Sunday, March 12, 2006

Bogged down on Kodaesan




My hiking club braved the incredibly muddy trails on Kodaesan, the mountain that overlooks 'South Korea's northernmost train station Sintan-ri." One definitely feels the proximity of the 'enemy' while hiking: numerous bunkers, ditches, hideouts, and sentry posts are scattered all over, and it's not unusual to meet S.K. soldiers in full war regalia. They are so young, wide-eyed and pimply, one feels more sorry for them than in awe of them.
The new hiker from Canada, Mike, was very excited about being there. He kept humming the M.A.S.H. theme and, fascinated by the bunkers, he'd go in looking for god knows what exciting 'war object' and disappointingly finding only used toilet paper and land mines of a kind that can't kill you but you definitely don't want to step on them. When you don't get excited about being so close to North Korea is a definite sign that you've been in S. Korea long enough.
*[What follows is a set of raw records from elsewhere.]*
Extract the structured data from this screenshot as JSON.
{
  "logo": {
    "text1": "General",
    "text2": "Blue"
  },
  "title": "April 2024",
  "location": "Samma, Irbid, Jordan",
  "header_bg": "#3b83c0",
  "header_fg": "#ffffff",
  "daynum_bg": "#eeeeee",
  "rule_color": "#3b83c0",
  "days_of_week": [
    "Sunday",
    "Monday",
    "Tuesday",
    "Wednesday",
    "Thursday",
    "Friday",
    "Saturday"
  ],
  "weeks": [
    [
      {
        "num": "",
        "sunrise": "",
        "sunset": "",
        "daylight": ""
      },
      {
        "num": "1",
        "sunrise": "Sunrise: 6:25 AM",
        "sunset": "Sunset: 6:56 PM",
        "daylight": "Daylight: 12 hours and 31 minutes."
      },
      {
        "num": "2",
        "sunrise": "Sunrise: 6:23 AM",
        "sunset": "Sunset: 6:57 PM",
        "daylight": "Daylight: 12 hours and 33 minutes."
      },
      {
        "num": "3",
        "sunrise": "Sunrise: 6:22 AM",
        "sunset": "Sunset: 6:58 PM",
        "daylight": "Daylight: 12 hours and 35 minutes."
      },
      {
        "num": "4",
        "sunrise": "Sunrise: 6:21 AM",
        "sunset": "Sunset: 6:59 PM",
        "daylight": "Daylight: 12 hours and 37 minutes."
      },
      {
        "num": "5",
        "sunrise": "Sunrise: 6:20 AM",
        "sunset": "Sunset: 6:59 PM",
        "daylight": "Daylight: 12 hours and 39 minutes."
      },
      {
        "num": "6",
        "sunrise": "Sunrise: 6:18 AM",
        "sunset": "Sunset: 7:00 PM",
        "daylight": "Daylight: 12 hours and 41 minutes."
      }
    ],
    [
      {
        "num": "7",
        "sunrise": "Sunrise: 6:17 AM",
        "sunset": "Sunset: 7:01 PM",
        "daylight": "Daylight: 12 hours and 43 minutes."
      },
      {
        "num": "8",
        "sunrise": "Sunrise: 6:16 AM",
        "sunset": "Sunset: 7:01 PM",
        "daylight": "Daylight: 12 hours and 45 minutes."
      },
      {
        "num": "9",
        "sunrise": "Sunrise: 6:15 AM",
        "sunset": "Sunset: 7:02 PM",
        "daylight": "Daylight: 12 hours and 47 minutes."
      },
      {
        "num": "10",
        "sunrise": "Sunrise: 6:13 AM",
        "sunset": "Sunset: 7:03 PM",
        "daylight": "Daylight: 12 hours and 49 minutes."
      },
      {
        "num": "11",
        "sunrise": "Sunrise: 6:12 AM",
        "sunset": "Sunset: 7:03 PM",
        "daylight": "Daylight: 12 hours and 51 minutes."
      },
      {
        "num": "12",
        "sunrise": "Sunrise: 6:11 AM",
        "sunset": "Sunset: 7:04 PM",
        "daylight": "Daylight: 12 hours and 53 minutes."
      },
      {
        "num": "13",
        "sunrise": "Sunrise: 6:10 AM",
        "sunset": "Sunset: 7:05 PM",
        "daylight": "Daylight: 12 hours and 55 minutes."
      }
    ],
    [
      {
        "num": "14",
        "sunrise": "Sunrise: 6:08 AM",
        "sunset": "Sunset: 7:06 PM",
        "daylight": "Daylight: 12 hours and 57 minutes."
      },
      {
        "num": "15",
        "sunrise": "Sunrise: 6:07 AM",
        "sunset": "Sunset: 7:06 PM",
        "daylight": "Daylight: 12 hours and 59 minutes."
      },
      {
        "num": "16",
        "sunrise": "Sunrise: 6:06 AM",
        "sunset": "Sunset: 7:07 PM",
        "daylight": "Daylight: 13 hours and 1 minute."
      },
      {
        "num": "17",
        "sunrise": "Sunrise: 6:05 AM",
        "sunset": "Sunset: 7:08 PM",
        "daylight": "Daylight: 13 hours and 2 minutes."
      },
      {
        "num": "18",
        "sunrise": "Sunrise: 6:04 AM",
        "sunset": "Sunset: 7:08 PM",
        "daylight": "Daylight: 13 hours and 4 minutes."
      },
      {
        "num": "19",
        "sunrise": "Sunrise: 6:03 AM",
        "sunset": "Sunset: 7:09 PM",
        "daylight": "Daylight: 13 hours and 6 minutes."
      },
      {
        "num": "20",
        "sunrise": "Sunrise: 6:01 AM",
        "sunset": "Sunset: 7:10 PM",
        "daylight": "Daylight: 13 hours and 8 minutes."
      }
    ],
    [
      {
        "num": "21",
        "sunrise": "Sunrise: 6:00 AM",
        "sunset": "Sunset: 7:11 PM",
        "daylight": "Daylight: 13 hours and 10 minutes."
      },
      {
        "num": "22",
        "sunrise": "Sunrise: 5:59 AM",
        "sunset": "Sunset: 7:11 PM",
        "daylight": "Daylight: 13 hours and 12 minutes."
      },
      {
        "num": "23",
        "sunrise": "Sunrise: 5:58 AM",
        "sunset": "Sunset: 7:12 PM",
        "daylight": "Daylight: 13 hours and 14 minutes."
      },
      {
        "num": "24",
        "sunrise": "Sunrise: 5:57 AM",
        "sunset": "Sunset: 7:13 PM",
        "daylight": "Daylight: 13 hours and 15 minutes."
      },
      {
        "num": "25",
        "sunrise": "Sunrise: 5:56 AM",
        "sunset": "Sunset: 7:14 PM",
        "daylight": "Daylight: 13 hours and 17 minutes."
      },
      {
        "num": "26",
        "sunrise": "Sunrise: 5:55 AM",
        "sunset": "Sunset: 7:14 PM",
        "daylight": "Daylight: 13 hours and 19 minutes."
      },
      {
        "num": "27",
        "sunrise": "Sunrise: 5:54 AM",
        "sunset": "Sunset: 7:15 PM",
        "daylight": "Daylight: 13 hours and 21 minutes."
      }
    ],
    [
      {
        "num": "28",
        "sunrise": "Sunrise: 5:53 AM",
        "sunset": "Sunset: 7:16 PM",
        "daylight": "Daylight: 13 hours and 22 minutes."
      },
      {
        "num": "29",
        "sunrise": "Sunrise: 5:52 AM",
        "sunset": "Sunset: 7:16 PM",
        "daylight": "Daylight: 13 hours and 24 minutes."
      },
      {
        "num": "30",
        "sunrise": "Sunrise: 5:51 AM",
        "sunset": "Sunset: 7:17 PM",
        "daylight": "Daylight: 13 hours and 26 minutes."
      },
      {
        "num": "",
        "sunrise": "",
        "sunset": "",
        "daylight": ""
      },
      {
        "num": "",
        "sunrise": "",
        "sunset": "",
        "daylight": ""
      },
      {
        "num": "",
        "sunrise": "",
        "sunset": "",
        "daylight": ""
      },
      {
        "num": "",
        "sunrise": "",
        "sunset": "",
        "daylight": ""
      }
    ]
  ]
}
We had been asked to bring along our crampons, but we didn't need them. The snow and ice thawed completely turning the trails into rivers and pools of heavy sticky mud. We waded as best we could, but going down was mostly sliding on all parts of our bodies.

After the hike we enjoyed a dinner of barbecued duck and some fiery side dishes. Our dong-dong ju- infused selves were quite raocous on the train riding back to Seoul, so much so that a gaunt and miserable looking ticket collector approached us twice in a not so polite attemt to shut us up. We tried to oblige but all we could do was to be quiet for a second exploding inevitably in laughter which made him even angrier. Somehow, we reached Seoul without being kicked off the train. As we were leaving the train he stood by on the platform and if looks could kill this entry would not have been written.